Non à la fermeture de Blédina à Villefranche sur Saône dans le Rhône
Danone, propriétaire de la marque de nutrition infantile depuis 1970, a décidé la fermeture prochaine de ce site spécialisé dans la fabrication de Blédine et de Phosphatine, des céréales infantiles destinées à l’origine aux bébés et enfants intolérants au lactose. La décision a été annoncée aux représentants syndicaux, et aux 117 salariés du site, pour une fermeture prévue d’ici à fin 2027.
Les communistes ont vivement réagi à l'annonce de cette fermeture du site de Blédina Villefranche pour 2027. Ils expriment leur colère et leur solidarité avec les salarié·e·s de Blédina après l’annonce brutale de la fermeture du site historique de Villefranche-sur-Saône par le groupe Danone. Cette décision est inacceptable. Elle tourne le dos à des décennies d’histoire industrielle, de savoir-faire, et d’attachement entre l’entreprise et notre territoire.
Blédina fait partie de l’histoire et de l’identité caladoises. Depuis plus d’un siècle, l’usine Blédina fait vivre des générations de travailleuses et travailleurs, participe à la vitalité économique locale et incarne une fierté ouvrière de Villefranche. La voir ainsi menacée, au nom d’intérêts financiers lointains, est une insulte à celles et ceux qui ont construit sa réussite.
Le maintien du site doit être la seule option. Nous refusons que les multinationales puissent disposer librement de nos emplois et de nos territoires.
Danone, groupe largement bénéficiaire, n’a aucune légitimité à sacrifier des emplois caladois pour satisfaire les exigences de rentabilité des actionnaires.
Le site de Villefranche doit être maintenu et modernisé. L’État, la Région et la Métropole doivent intervenir immédiatement pour contraindre Danone à revoir sa copie, et mettre autour de la table toutes les parties prenantes. Les salarié·e·s et leurs syndicats doivent être écoutés et respectés.
Des élus de droite responsables d’un désastre industriel. Les élus locaux, tous issus de la droite, portent une lourde responsabilité. Bernard Perrut, maire honoraire et député pendant plus de vingt ans, Thomas Ravier, maire actuel, Alexandre Ronzière, président de l’agglomération, et aujourd’hui Alexandre Portier, député de la circonscription, appartiennent à la même famille politique qui dirige la ville et le territoire depuis des décennies.

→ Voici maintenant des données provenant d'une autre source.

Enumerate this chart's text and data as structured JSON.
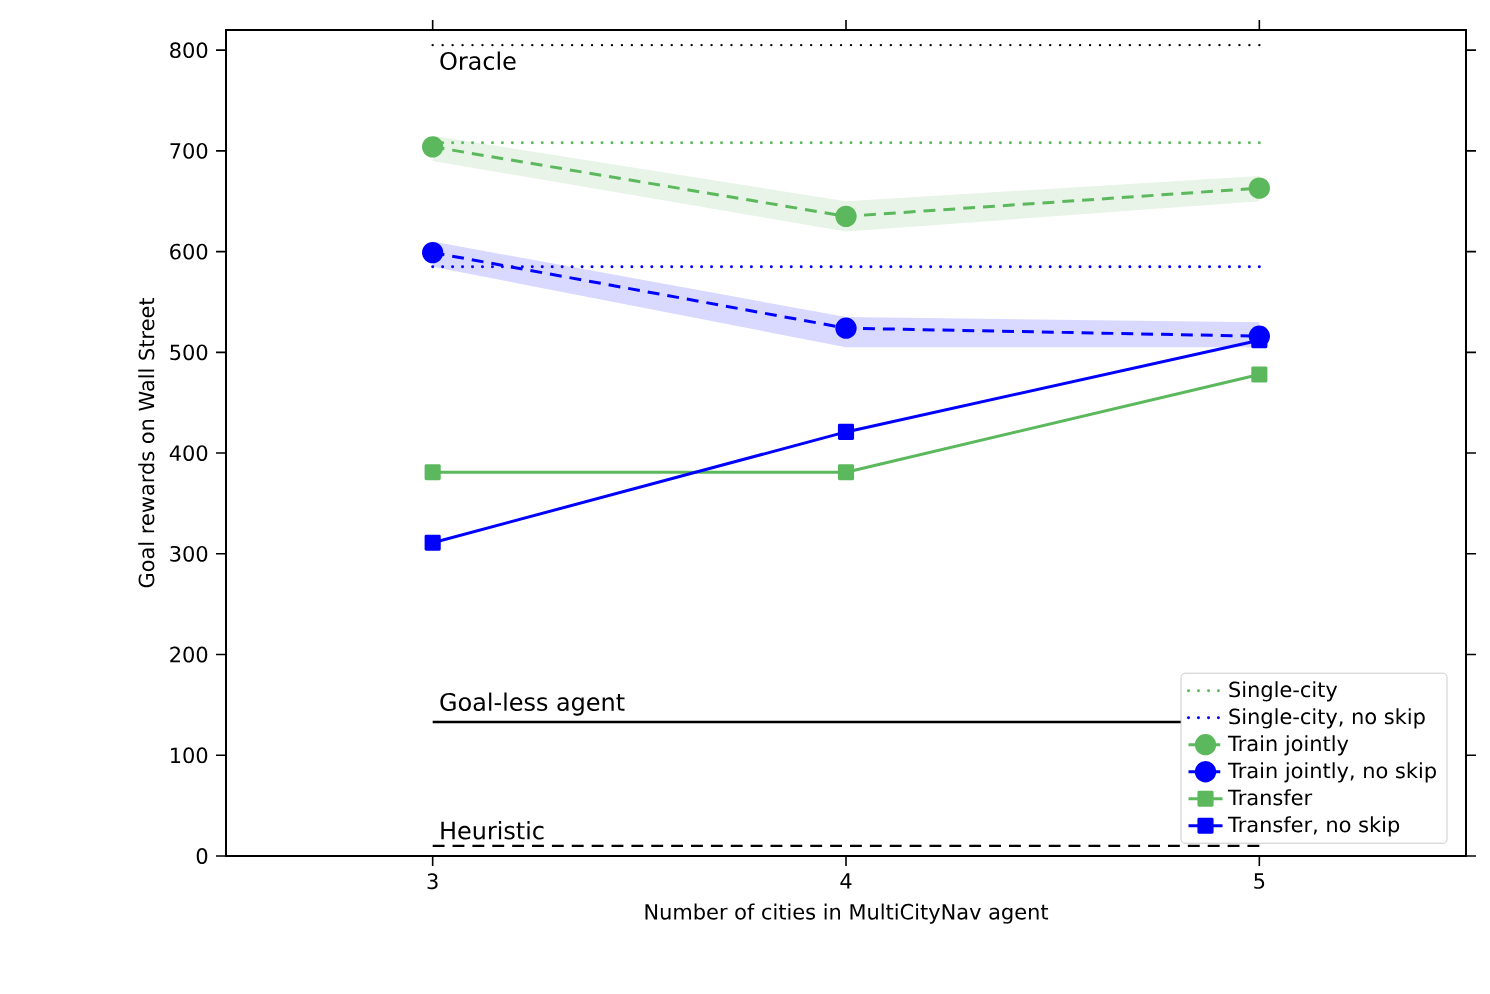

Nous payons aujourd’hui les conséquences directes de cette politique : désindustrialisation, fragilisation de l’emploi local, et dépendance accrue aux logiques de la finance.
M. Portier, qui prétend défendre le “travail” et “le territoire” dans ses discours, doit aujourd’hui rendre des comptes : où était-il lorsque les signaux d’alerte ont été donnés ? Que fait-il concrètement pour exiger le maintien du site et la sauvegarde des emplois ?
Les Caladois n’ont pas besoin de belles paroles mais d’actes, d’une vraie politique industrielle et d’élus prêts à affronter les puissances économiques au lieu de s’en accommoder.
Soutien total aux salarié·e·s et à leurs syndicats. Les communistes de Villefranche-Beaujolais rencontreront rapidement les syndicats de Blédina pour leur exprimer tout leur soutien et construire, avec eux, les initiatives nécessaires pour défendre l’emploi et l’avenir du site.
Aucune fermeture ne doit se faire sans résistance, sans contre-proposition, sans exigence collective.